Final answer:
The dilation of blood vessels during a marathon results from physiological adjustments to increase blood flow as described by Poiseuille's Law. By setting up an equation based on this law that reflects the increased blood flow, decreased blood viscosity, and increased pressure difference, one can calculate the factor by which the blood vessel radii have increased.
Step-by-step explanation:
During vigorous physical activity, such as a marathon race, the human body makes several physiological adjustments to meet the increased demand for nutrients and oxygen in the muscles. One such adjustment is the dilation of blood vessels to increase blood flow. The relationship between blood flow (Q), the blood vessel radius (r), blood viscosity (η), and the pressure difference (ΔP) can be described by Poiseuille's Law, which states that Q is directly proportional to r^4ΔP/η.
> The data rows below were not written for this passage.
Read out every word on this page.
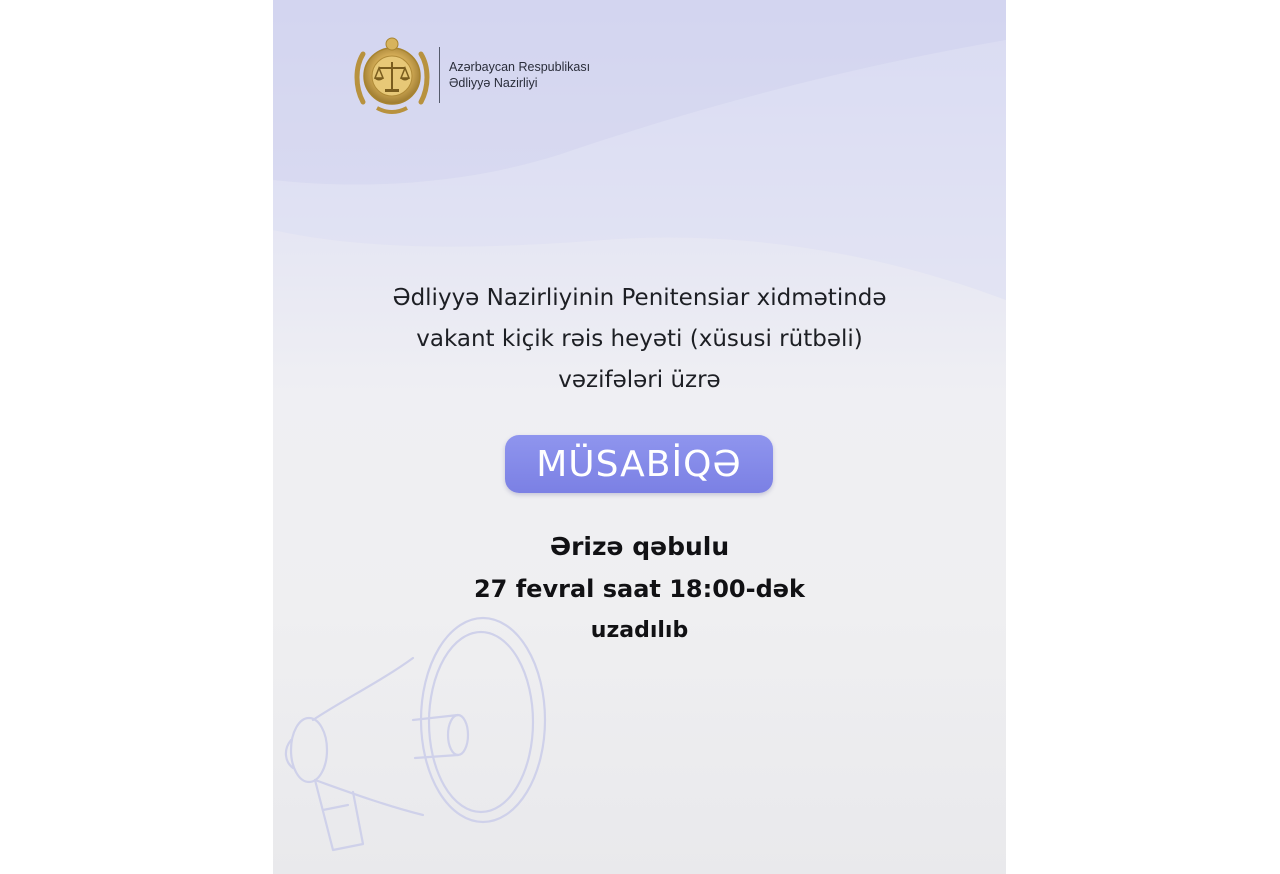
Azərbaycan Respublikası
Ədliyyə Nazirliyi
Ədliyyə Nazirliyinin Penitensiar xidmətində
vakant kiçik rəis heyəti (xüsusi rütbəli)
vəzifələri üzrə
MÜSABİQƏ
Ərizə qəbulu
27 fevral saat 18:00-dək
uzadılıb
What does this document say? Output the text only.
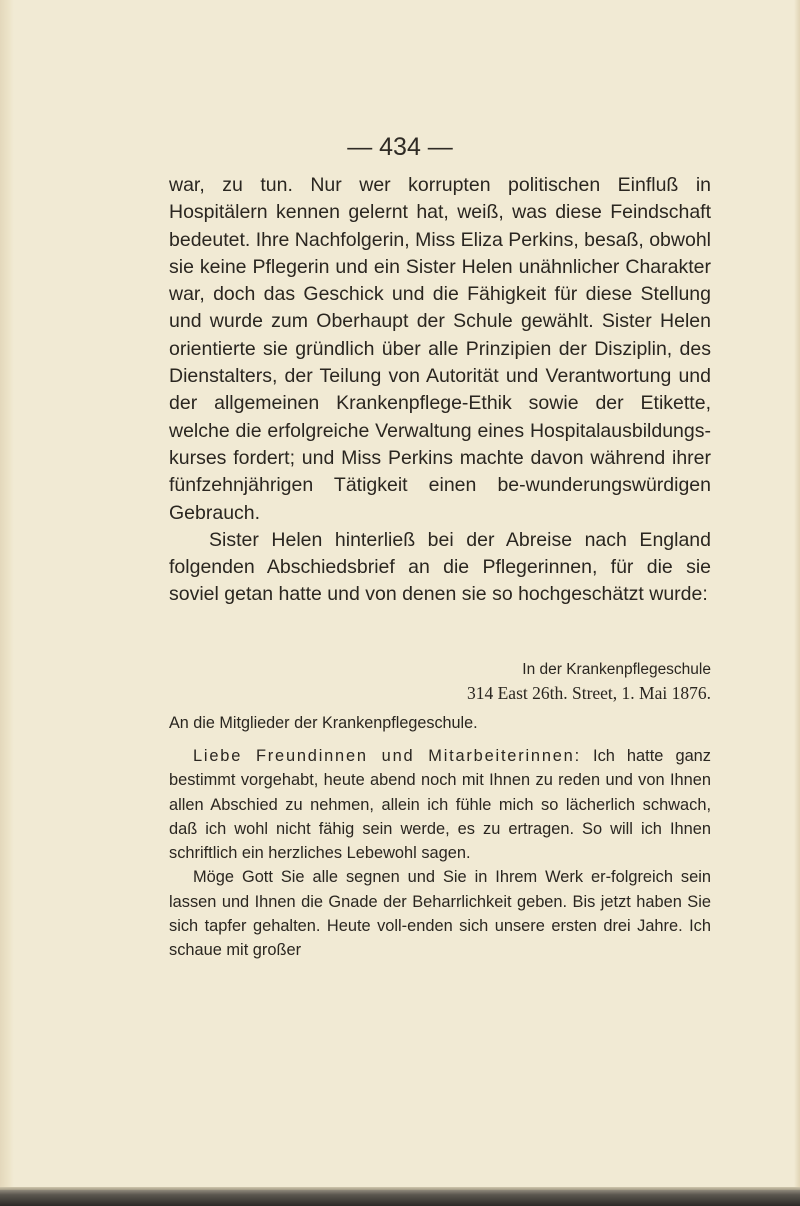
— 434 —

war, zu tun. Nur wer korrupten politischen Einfluß in Hospitälern kennen gelernt hat, weiß, was diese Feindschaft bedeutet. Ihre Nachfolgerin, Miss Eliza Perkins, besaß, obwohl sie keine Pflegerin und ein Sister Helen unähnlicher Charakter war, doch das Geschick und die Fähigkeit für diese Stellung und wurde zum Oberhaupt der Schule gewählt. Sister Helen orientierte sie gründlich über alle Prinzipien der Disziplin, des Dienstalters, der Teilung von Autorität und Verantwortung und der allgemeinen Krankenpflege-Ethik sowie der Etikette, welche die erfolgreiche Verwaltung eines Hospitalausbildungs-kurses fordert; und Miss Perkins machte davon während ihrer fünfzehnjährigen Tätigkeit einen be-wunderungswürdigen Gebrauch.

Sister Helen hinterließ bei der Abreise nach England folgenden Abschiedsbrief an die Pflegerinnen, für die sie soviel getan hatte und von denen sie so hochgeschätzt wurde:

In der Krankenpflegeschule
314 East 26th. Street, 1. Mai 1876.
An die Mitglieder der Krankenpflegeschule.

Liebe Freundinnen und Mitarbeiterinnen: Ich hatte ganz bestimmt vorgehabt, heute abend noch mit Ihnen zu reden und von Ihnen allen Abschied zu nehmen, allein ich fühle mich so lächerlich schwach, daß ich wohl nicht fähig sein werde, es zu ertragen. So will ich Ihnen schriftlich ein herzliches Lebewohl sagen.

Möge Gott Sie alle segnen und Sie in Ihrem Werk er-folgreich sein lassen und Ihnen die Gnade der Beharrlichkeit geben. Bis jetzt haben Sie sich tapfer gehalten. Heute voll-enden sich unsere ersten drei Jahre. Ich schaue mit großer
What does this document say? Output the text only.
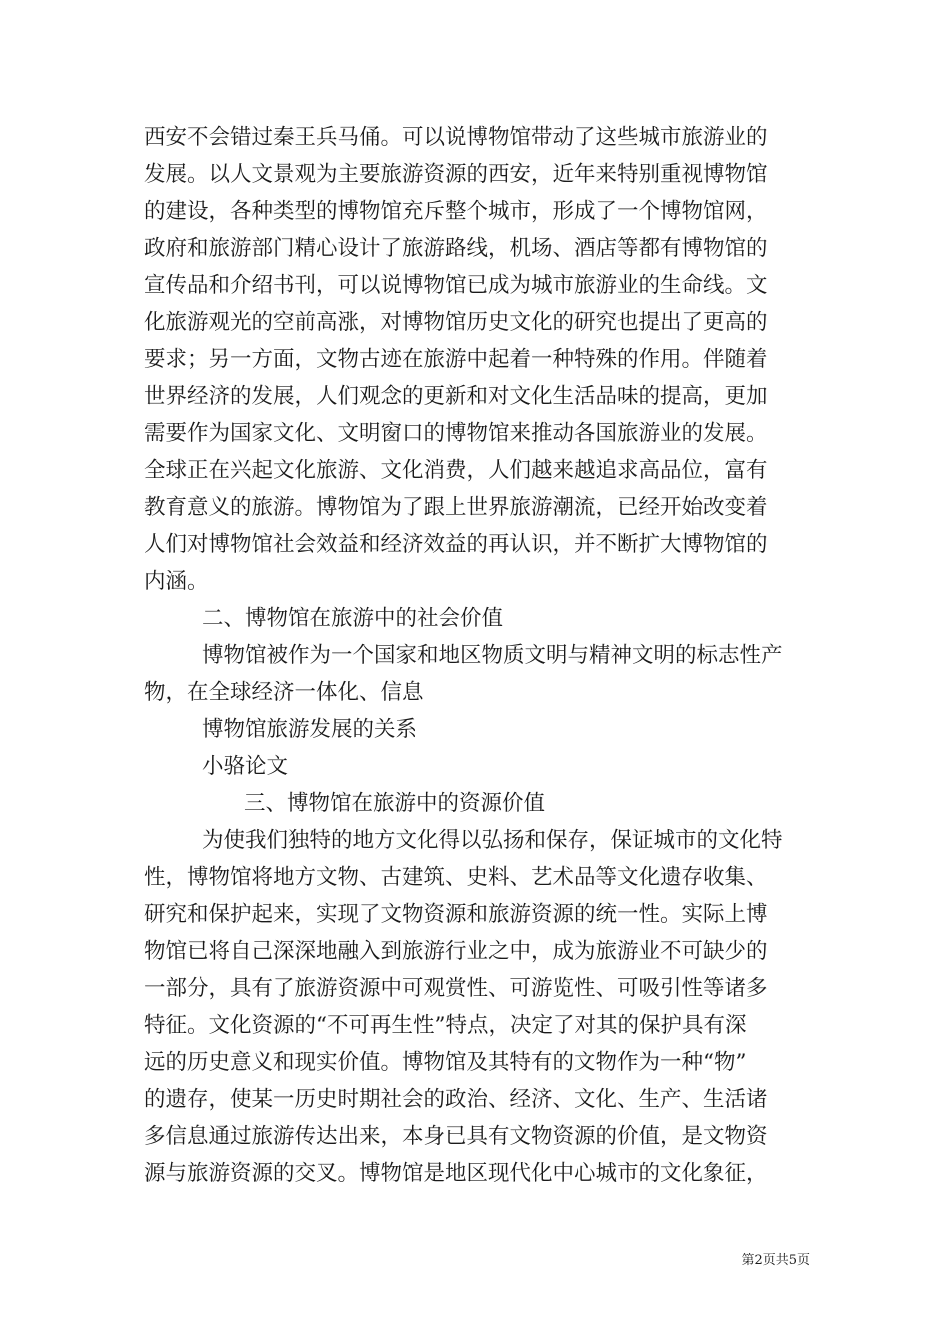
西安不会错过秦王兵马俑。可以说博物馆带动了这些城市旅游业的
发展。以人文景观为主要旅游资源的西安，近年来特别重视博物馆
的建设，各种类型的博物馆充斥整个城市，形成了一个博物馆网，
政府和旅游部门精心设计了旅游路线，机场、酒店等都有博物馆的
宣传品和介绍书刊，可以说博物馆已成为城市旅游业的生命线。文
化旅游观光的空前高涨，对博物馆历史文化的研究也提出了更高的
要求；另一方面，文物古迹在旅游中起着一种特殊的作用。伴随着
世界经济的发展，人们观念的更新和对文化生活品味的提高，更加
需要作为国家文化、文明窗口的博物馆来推动各国旅游业的发展。
全球正在兴起文化旅游、文化消费，人们越来越追求高品位，富有
教育意义的旅游。博物馆为了跟上世界旅游潮流，已经开始改变着
人们对博物馆社会效益和经济效益的再认识，并不断扩大博物馆的
内涵。
二、博物馆在旅游中的社会价值
博物馆被作为一个国家和地区物质文明与精神文明的标志性产
物，在全球经济一体化、信息
博物馆旅游发展的关系
小骆论文
三、博物馆在旅游中的资源价值
为使我们独特的地方文化得以弘扬和保存，保证城市的文化特
性，博物馆将地方文物、古建筑、史料、艺术品等文化遗存收集、
研究和保护起来，实现了文物资源和旅游资源的统一性。实际上博
物馆已将自己深深地融入到旅游行业之中，成为旅游业不可缺少的
一部分，具有了旅游资源中可观赏性、可游览性、可吸引性等诸多
特征。文化资源的“不可再生性”特点，决定了对其的保护具有深
远的历史意义和现实价值。博物馆及其特有的文物作为一种“物”
的遗存，使某一历史时期社会的政治、经济、文化、生产、生活诸
多信息通过旅游传达出来，本身已具有文物资源的价值，是文物资
源与旅游资源的交叉。博物馆是地区现代化中心城市的文化象征，
第2页共5页
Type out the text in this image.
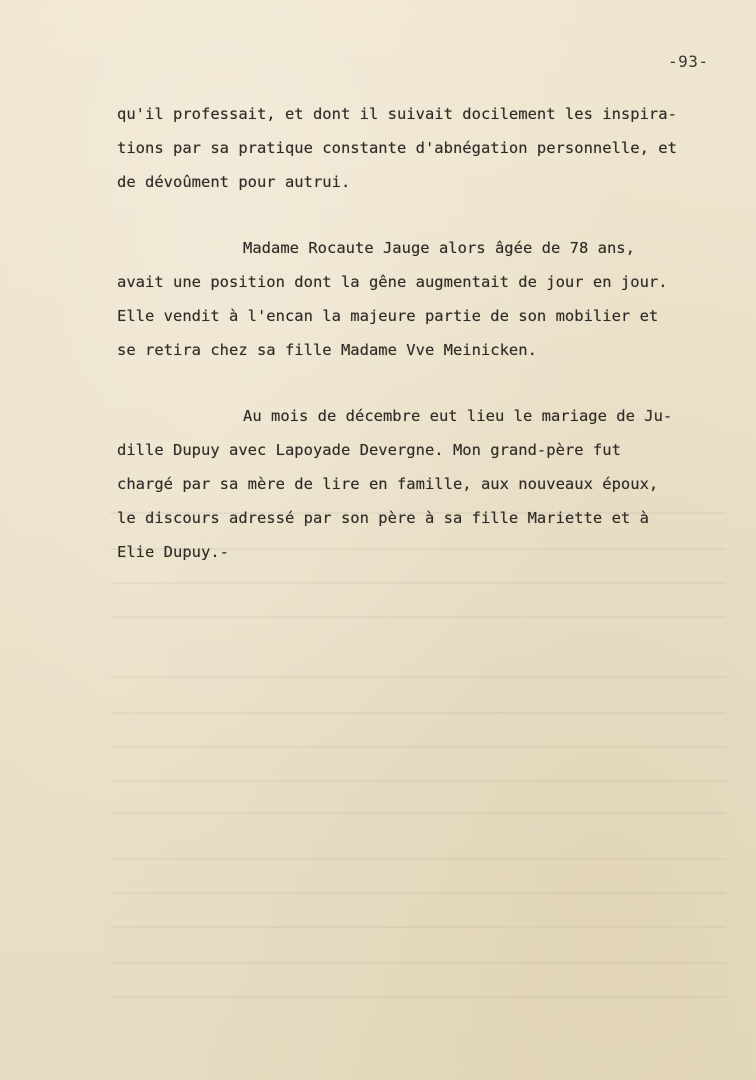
-93-
qu'il professait, et dont il suivait docilement les inspira-
tions par sa pratique constante d'abnégation personnelle, et
de dévoûment pour autrui.
Madame Rocaute Jauge alors âgée de 78 ans,
avait une position dont la gêne augmentait de jour en jour.
Elle vendit à l'encan la majeure partie de son mobilier et
se retira chez sa fille Madame Vve Meinicken.
Au mois de décembre eut lieu le mariage de Ju-
dille Dupuy avec Lapoyade Devergne. Mon grand-père fut
chargé par sa mère de lire en famille, aux nouveaux époux,
le discours adressé par son père à sa fille Mariette et à
Elie Dupuy.-
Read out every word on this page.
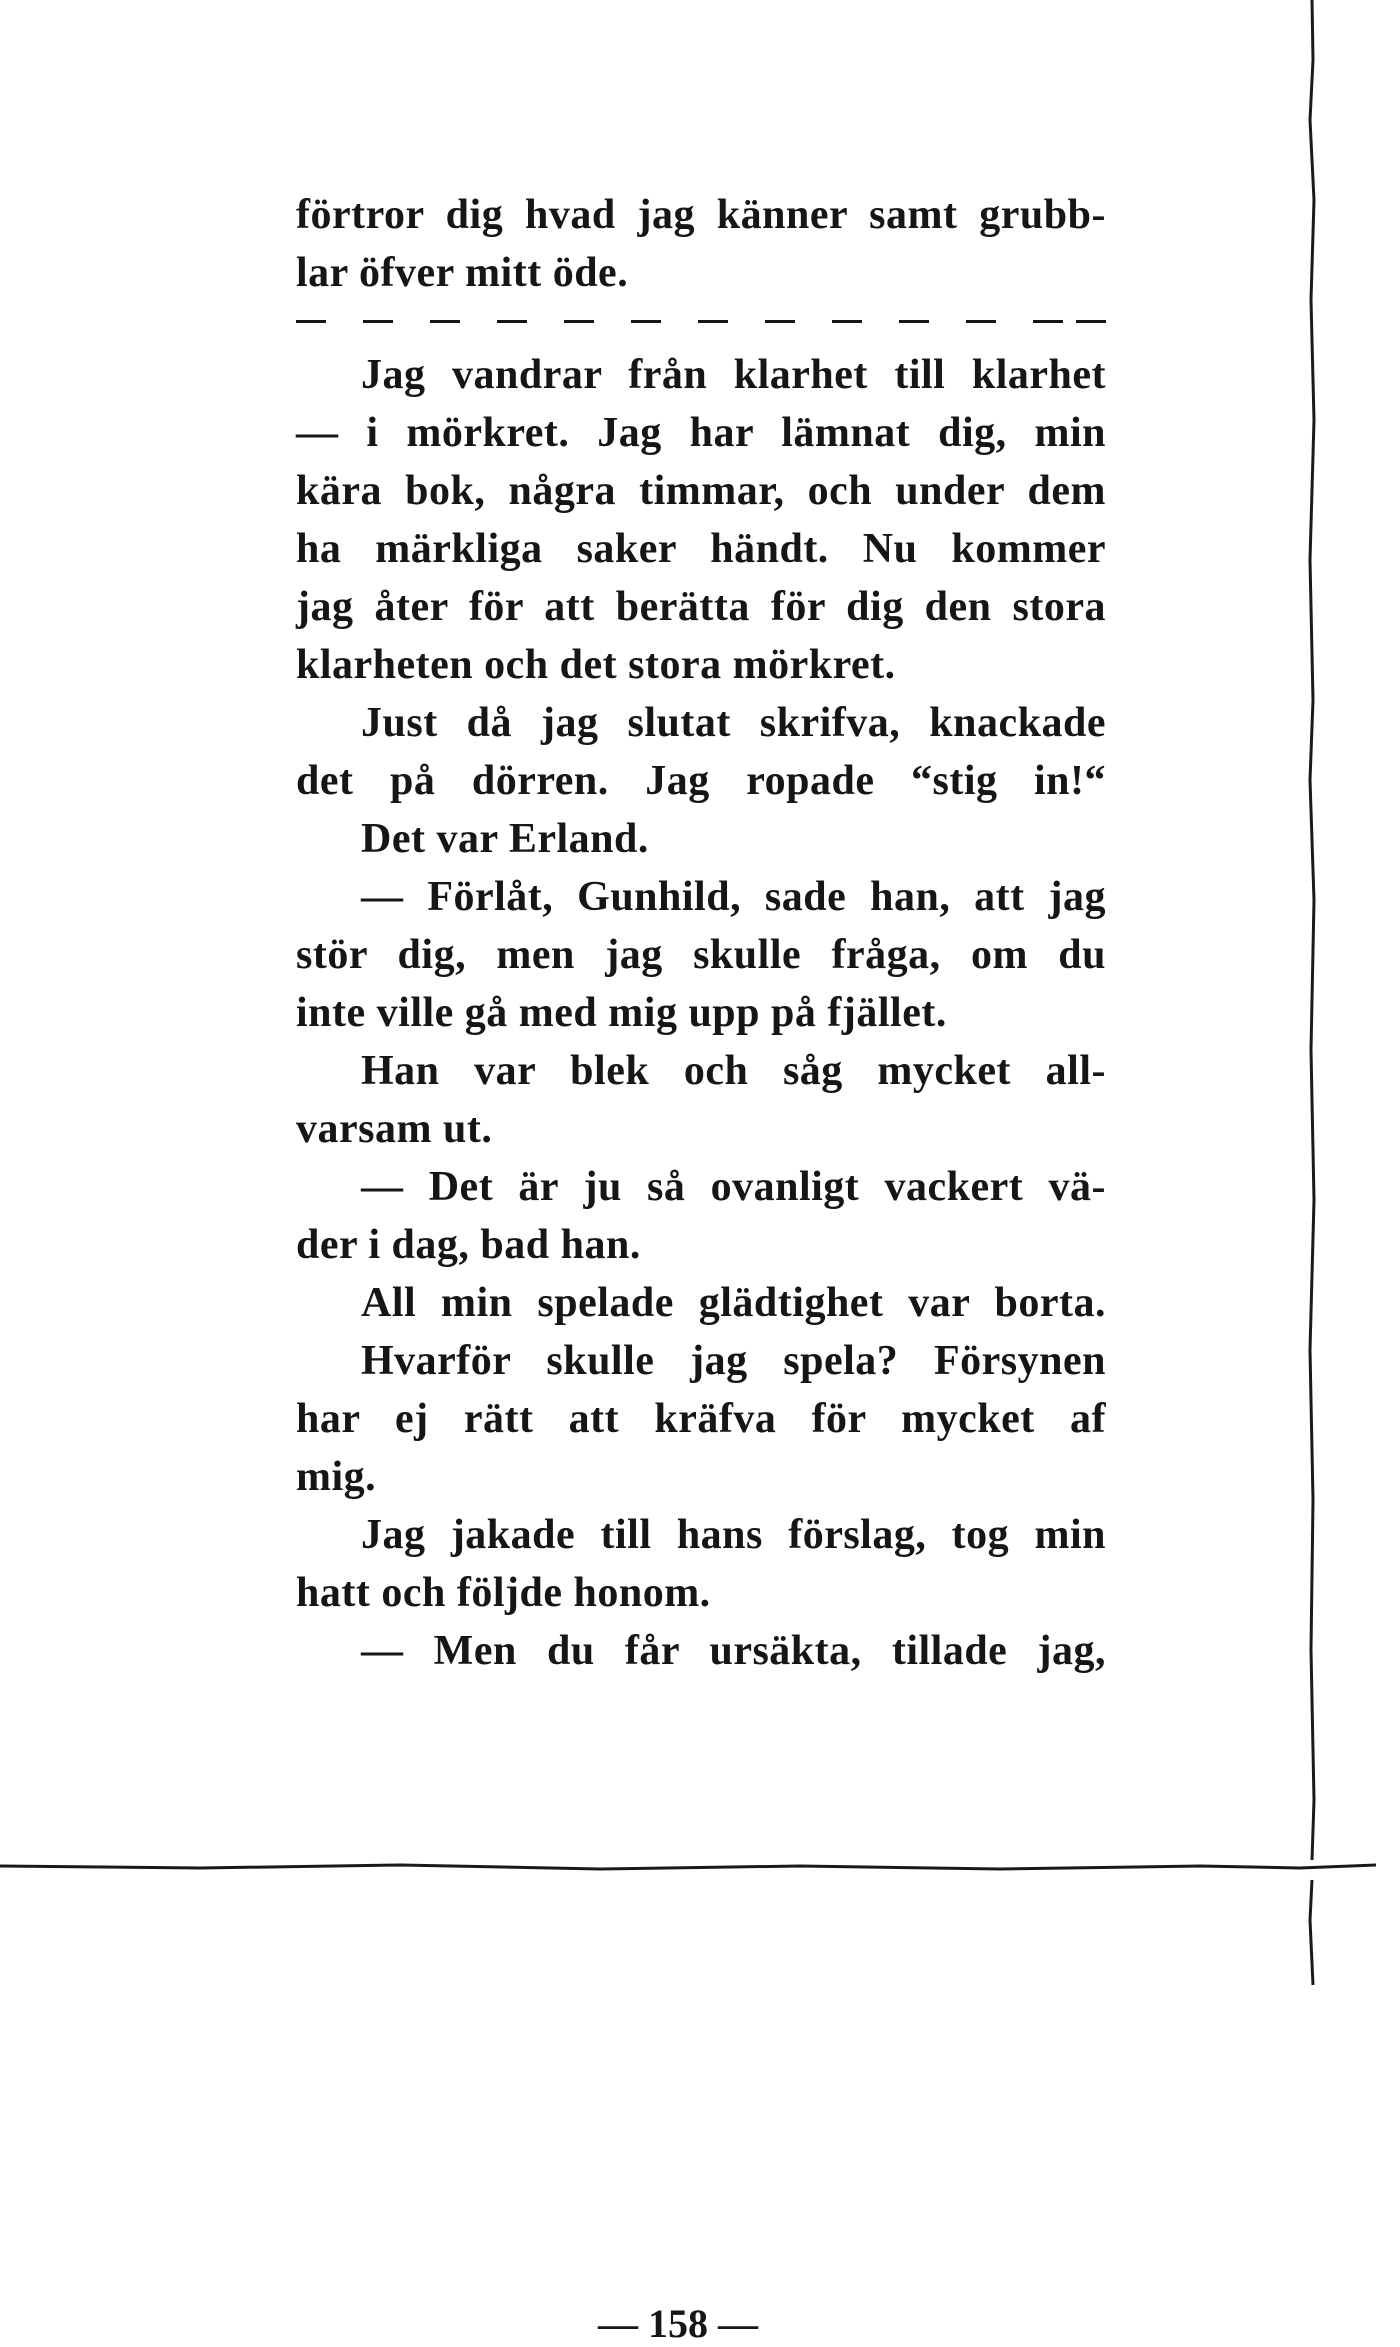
förtror dig hvad jag känner samt grubb-
lar öfver mitt öde.
Jag vandrar från klarhet till klarhet
— i mörkret. Jag har lämnat dig, min
kära bok, några timmar, och under dem
ha märkliga saker händt. Nu kommer
jag åter för att berätta för dig den stora
klarheten och det stora mörkret.
Just då jag slutat skrifva, knackade
det på dörren. Jag ropade “stig in!“
Det var Erland.
— Förlåt, Gunhild, sade han, att jag
stör dig, men jag skulle fråga, om du
inte ville gå med mig upp på fjället.
Han var blek och såg mycket all-
varsam ut.
— Det är ju så ovanligt vackert vä-
der i dag, bad han.
All min spelade glädtighet var borta.
Hvarför skulle jag spela? Försynen
har ej rätt att kräfva för mycket af
mig.
Jag jakade till hans förslag, tog min
hatt och följde honom.
— Men du får ursäkta, tillade jag,
— 158 —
In this scenario, the blood flow increases by 15.0 times, the blood viscosity decreases to 90.0% of its resting value, and the pressure difference increases by 50.0%. To find out by what factor the radii of blood vessels have increased, we set up the equation reflecting these changes based on the relations described by Poiseuille's Law: (Q2/Q1) = ((r2/r1)^4) × (ΔP2/ΔP1) × (η1/η2), where '1' and '2' denote initial and changed conditions, respectively. We can then solve for (r2/r1), the factor by which the average radii have increased.
We start by isolating (r2/r1):
(r2/r1)^4 = (Q2/Q1) × (η2/η1) / (ΔP2/ΔP1)
Substituting the given values:
(r2/r1)^4 = (15.0) × (0.9) / (1.5)
Solving for (r2/r1), we find that the average radii of the blood vessels have increased by a certain factor that can be determined through algebraic manipulation.